Mirian – Eu nasci em Santos, filha de mãe polonesa e pai romeno, que vieram para o Brasil com cinco anos. Sou a terceira de três irmãos homens, única menina de uma família de origem pobre. Meu pai se formou como advogado quando éramos crianças e conseguiu ser o advogado trabalhista mais conhecido de Santos, depois o vereador mais votado da cidade. Aos 16 anos, fui morar em São Paulo, para estudar. Na verdade, acabei sendo uma militante estudantil, pois estávamos na época da Ditadura Militar. Em 1978 vim morar no Rio de Janeiro, com meu primeiro marido. Fiz mestrado em Educação e trabalhei durante seis anos em uma ONG. Decidi voltar a estudar e fiz, em 1988, o doutorado em Antropologia. Logo após defender a tese, ingressei como professora na Universidade Federal do Rio de Janeiro, onde trabalho até hoje.
Mulier – Quando e por que você começou a pesquisar sobre as mulheres?
Mirian – Desde a minha época de militância política, aos 16, 17, 18 anos, interessei-me pelo tema. O livro decisivo, nesta fase, foi “O Segundo Sexo”, de Simone de Beauvoir.
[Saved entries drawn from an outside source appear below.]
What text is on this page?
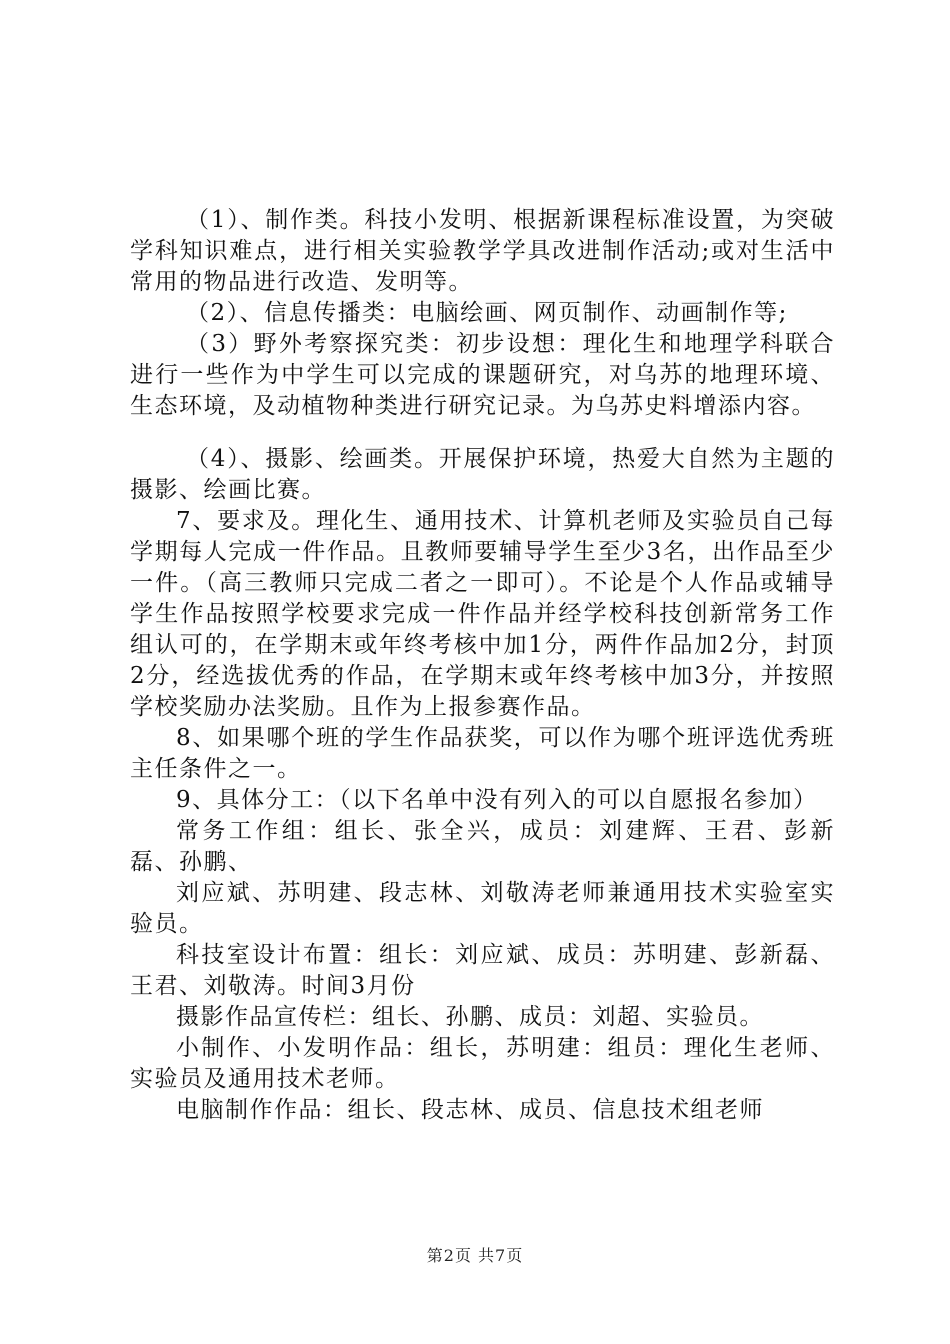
（1）、制作类。科技小发明、根据新课程标准设置，为突破学科知识难点，进行相关实验教学学具改进制作活动;或对生活中常用的物品进行改造、发明等。

（2）、信息传播类：电脑绘画、网页制作、动画制作等;

（3）野外考察探究类：初步设想：理化生和地理学科联合进行一些作为中学生可以完成的课题研究，对乌苏的地理环境、生态环境，及动植物种类进行研究记录。为乌苏史料增添内容。

（4）、摄影、绘画类。开展保护环境，热爱大自然为主题的摄影、绘画比赛。

7、要求及。理化生、通用技术、计算机老师及实验员自己每学期每人完成一件作品。且教师要辅导学生至少3名，出作品至少一件。（高三教师只完成二者之一即可）。不论是个人作品或辅导学生作品按照学校要求完成一件作品并经学校科技创新常务工作组认可的，在学期末或年终考核中加1分，两件作品加2分，封顶2分，经选拔优秀的作品，在学期末或年终考核中加3分，并按照学校奖励办法奖励。且作为上报参赛作品。

8、如果哪个班的学生作品获奖，可以作为哪个班评选优秀班主任条件之一。

9、具体分工：（以下名单中没有列入的可以自愿报名参加）

常务工作组：组长、张全兴，成员：刘建辉、王君、彭新磊、孙鹏、

刘应斌、苏明建、段志林、刘敬涛老师兼通用技术实验室实验员。

科技室设计布置：组长：刘应斌、成员：苏明建、彭新磊、王君、刘敬涛。时间3月份

摄影作品宣传栏：组长、孙鹏、成员：刘超、实验员。

小制作、小发明作品：组长，苏明建：组员：理化生老师、实验员及通用技术老师。

电脑制作作品：组长、段志林、成员、信息技术组老师

第2页 共7页
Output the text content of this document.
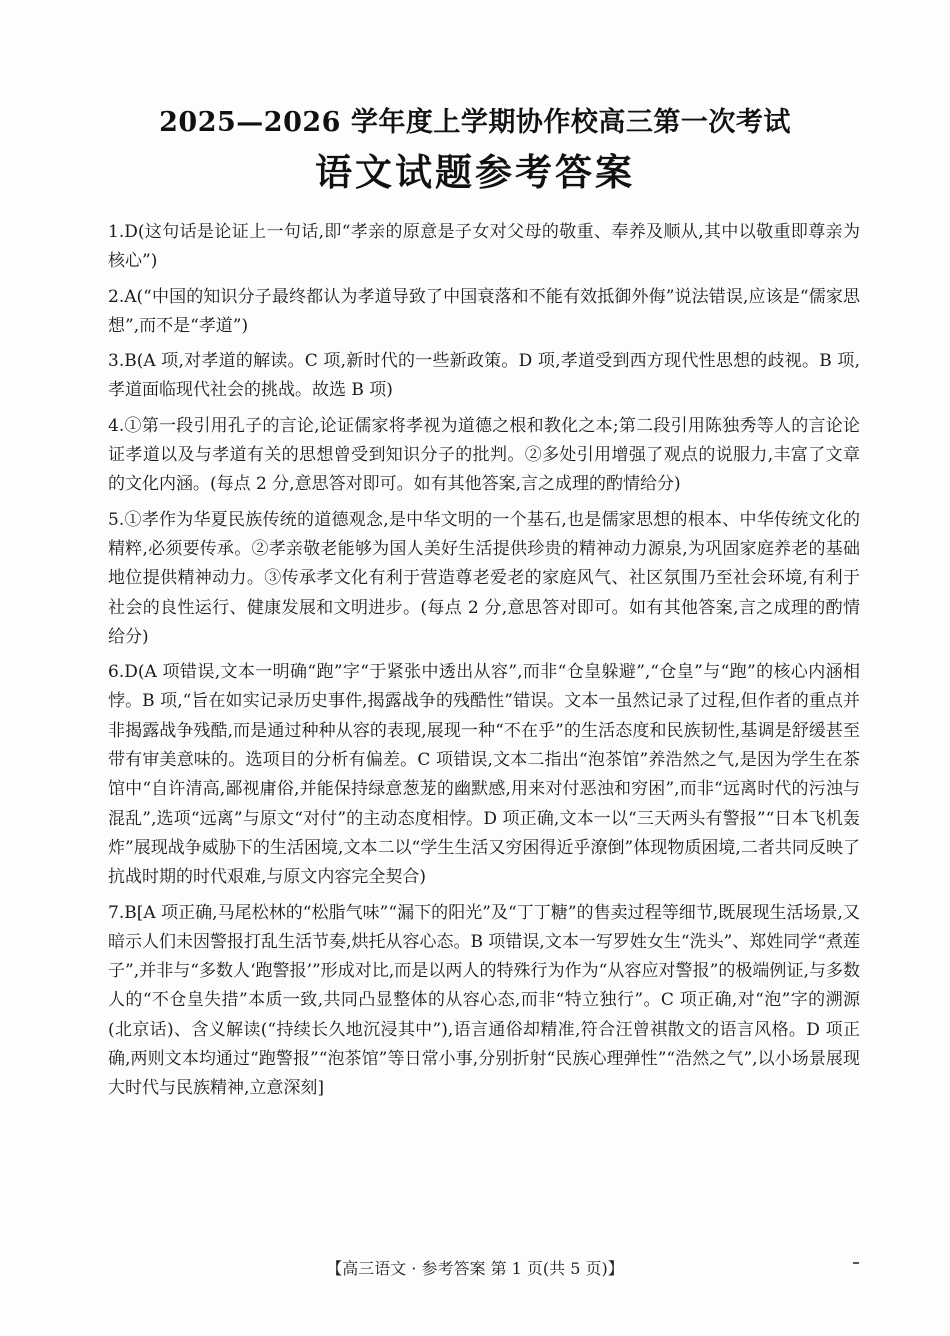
2025—2026 学年度上学期协作校高三第一次考试
语文试题参考答案

1.D(这句话是论证上一句话,即“孝亲的原意是子女对父母的敬重、奉养及顺从,其中以敬重即尊亲为核心”)

2.A(“中国的知识分子最终都认为孝道导致了中国衰落和不能有效抵御外侮”说法错误,应该是“儒家思想”,而不是“孝道”)

3.B(A 项,对孝道的解读。C 项,新时代的一些新政策。D 项,孝道受到西方现代性思想的歧视。B 项,孝道面临现代社会的挑战。故选 B 项)

4.①第一段引用孔子的言论,论证儒家将孝视为道德之根和教化之本;第二段引用陈独秀等人的言论论证孝道以及与孝道有关的思想曾受到知识分子的批判。②多处引用增强了观点的说服力,丰富了文章的文化内涵。(每点 2 分,意思答对即可。如有其他答案,言之成理的酌情给分)

5.①孝作为华夏民族传统的道德观念,是中华文明的一个基石,也是儒家思想的根本、中华传统文化的精粹,必须要传承。②孝亲敬老能够为国人美好生活提供珍贵的精神动力源泉,为巩固家庭养老的基础地位提供精神动力。③传承孝文化有利于营造尊老爱老的家庭风气、社区氛围乃至社会环境,有利于社会的良性运行、健康发展和文明进步。(每点 2 分,意思答对即可。如有其他答案,言之成理的酌情给分)

6.D(A 项错误,文本一明确“跑”字“于紧张中透出从容”,而非“仓皇躲避”,“仓皇”与“跑”的核心内涵相悖。B 项,“旨在如实记录历史事件,揭露战争的残酷性”错误。文本一虽然记录了过程,但作者的重点并非揭露战争残酷,而是通过种种从容的表现,展现一种“不在乎”的生活态度和民族韧性,基调是舒缓甚至带有审美意味的。选项目的分析有偏差。C 项错误,文本二指出“泡茶馆”养浩然之气,是因为学生在茶馆中“自许清高,鄙视庸俗,并能保持绿意葱茏的幽默感,用来对付恶浊和穷困”,而非“远离时代的污浊与混乱”,选项“远离”与原文“对付”的主动态度相悖。D 项正确,文本一以“三天两头有警报”“日本飞机轰炸”展现战争威胁下的生活困境,文本二以“学生生活又穷困得近乎潦倒”体现物质困境,二者共同反映了抗战时期的时代艰难,与原文内容完全契合)

7.B[A 项正确,马尾松林的“松脂气味”“漏下的阳光”及“丁丁糖”的售卖过程等细节,既展现生活场景,又暗示人们未因警报打乱生活节奏,烘托从容心态。B 项错误,文本一写罗姓女生“洗头”、郑姓同学“煮莲子”,并非与“多数人‘跑警报’”形成对比,而是以两人的特殊行为作为“从容应对警报”的极端例证,与多数人的“不仓皇失措”本质一致,共同凸显整体的从容心态,而非“特立独行”。C 项正确,对“泡”字的溯源(北京话)、含义解读(“持续长久地沉浸其中”),语言通俗却精准,符合汪曾祺散文的语言风格。D 项正确,两则文本均通过“跑警报”“泡茶馆”等日常小事,分别折射“民族心理弹性”“浩然之气”,以小场景展现大时代与民族精神,立意深刻]

【高三语文 · 参考答案 第 1 页(共 5 页)】
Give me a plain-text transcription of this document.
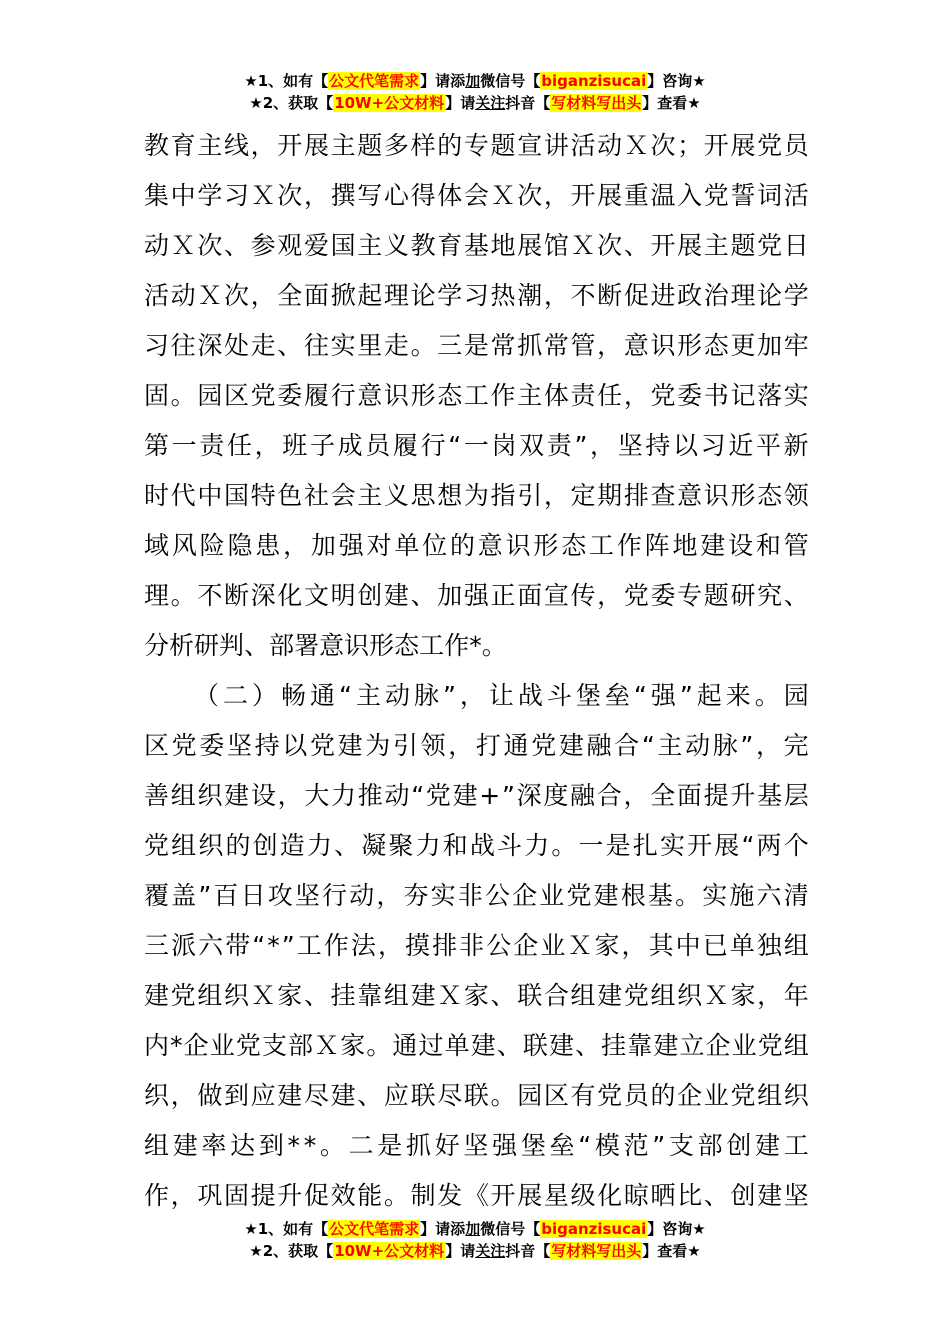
★1、如有【公文代笔需求】请添加微信号【biganzisucai】咨询★
★2、获取【10W+公文材料】请关注抖音【写材料写出头】查看★
教 育 主 线 ， 开 展 主 题 多 样 的 专 题 宣 讲 活 动 Ｘ 次 ； 开 展 党 员
集 中 学 习 Ｘ 次 ， 撰 写 心 得 体 会 Ｘ 次 ， 开 展 重 温 入 党 誓 词 活
动 Ｘ 次 、 参 观 爱 国 主 义 教 育 基 地 展 馆 Ｘ 次 、 开 展 主 题 党 日
活 动 Ｘ 次 ， 全 面 掀 起 理 论 学 习 热 潮 ， 不 断 促 进 政 治 理 论 学
习 往 深 处 走 、 往 实 里 走 。 三 是 常 抓 常 管 ， 意 识 形 态 更 加 牢
固 。 园 区 党 委 履 行 意 识 形 态 工 作 主 体 责 任 ， 党 委 书 记 落 实
第 一 责 任 ， 班 子 成 员 履 行 “ 一 岗 双 责 ” ， 坚 持 以 习 近 平 新
时 代 中 国 特 色 社 会 主 义 思 想 为 指 引 ， 定 期 排 查 意 识 形 态 领
域 风 险 隐 患 ， 加 强 对 单 位 的 意 识 形 态 工 作 阵 地 建 设 和 管
理 。 不 断 深 化 文 明 创 建 、 加 强 正 面 宣 传 ， 党 委 专 题 研 究 、
分 析 研 判 、 部 署 意 识 形 态 工 作 * 。
（ 二 ） 畅 通 “ 主 动 脉 ” ， 让 战 斗 堡 垒 “ 强 ” 起 来 。 园
区 党 委 坚 持 以 党 建 为 引 领 ， 打 通 党 建 融 合 “ 主 动 脉 ” ， 完
善 组 织 建 设 ， 大 力 推 动 “ 党 建 + ” 深 度 融 合 ， 全 面 提 升 基 层
党 组 织 的 创 造 力 、 凝 聚 力 和 战 斗 力 。 一 是 扎 实 开 展 “ 两 个
覆 盖 ” 百 日 攻 坚 行 动 ， 夯 实 非 公 企 业 党 建 根 基 。 实 施 六 清
三 派 六 带 “ * ” 工 作 法 ， 摸 排 非 公 企 业 Ｘ 家 ， 其 中 已 单 独 组
建 党 组 织 Ｘ 家 、 挂 靠 组 建 Ｘ 家 、 联 合 组 建 党 组 织 Ｘ 家 ， 年
内 * 企 业 党 支 部 Ｘ 家 。 通 过 单 建 、 联 建 、 挂 靠 建 立 企 业 党 组
织 ， 做 到 应 建 尽 建 、 应 联 尽 联 。 园 区 有 党 员 的 企 业 党 组 织
组 建 率 达 到 * * 。 二 是 抓 好 坚 强 堡 垒 “ 模 范 ” 支 部 创 建 工
作 ， 巩 固 提 升 促 效 能 。 制 发 《 开 展 星 级 化 晾 晒 比 、 创 建 坚
★1、如有【公文代笔需求】请添加微信号【biganzisucai】咨询★
★2、获取【10W+公文材料】请关注抖音【写材料写出头】查看★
Mas li muito, desde cedo, sobre a mulher, a desigualdade entre os sexos e posso dizer que vivi esta desigualdade dentro de casa, sendo a única menina no meio de três irmãos. A pesquisa sobre o tema, de forma mais sistemática, começou durante o meu doutorado, em 1988. Mas, antes disso, já havia escrito o livro “Nicarágua, Nicaraguita: um povo em armas constrói a democracia”, no qual falava das mulheres nicaraguenses e da desigualdade entre homens e mulheres na Nicarágua sandinista.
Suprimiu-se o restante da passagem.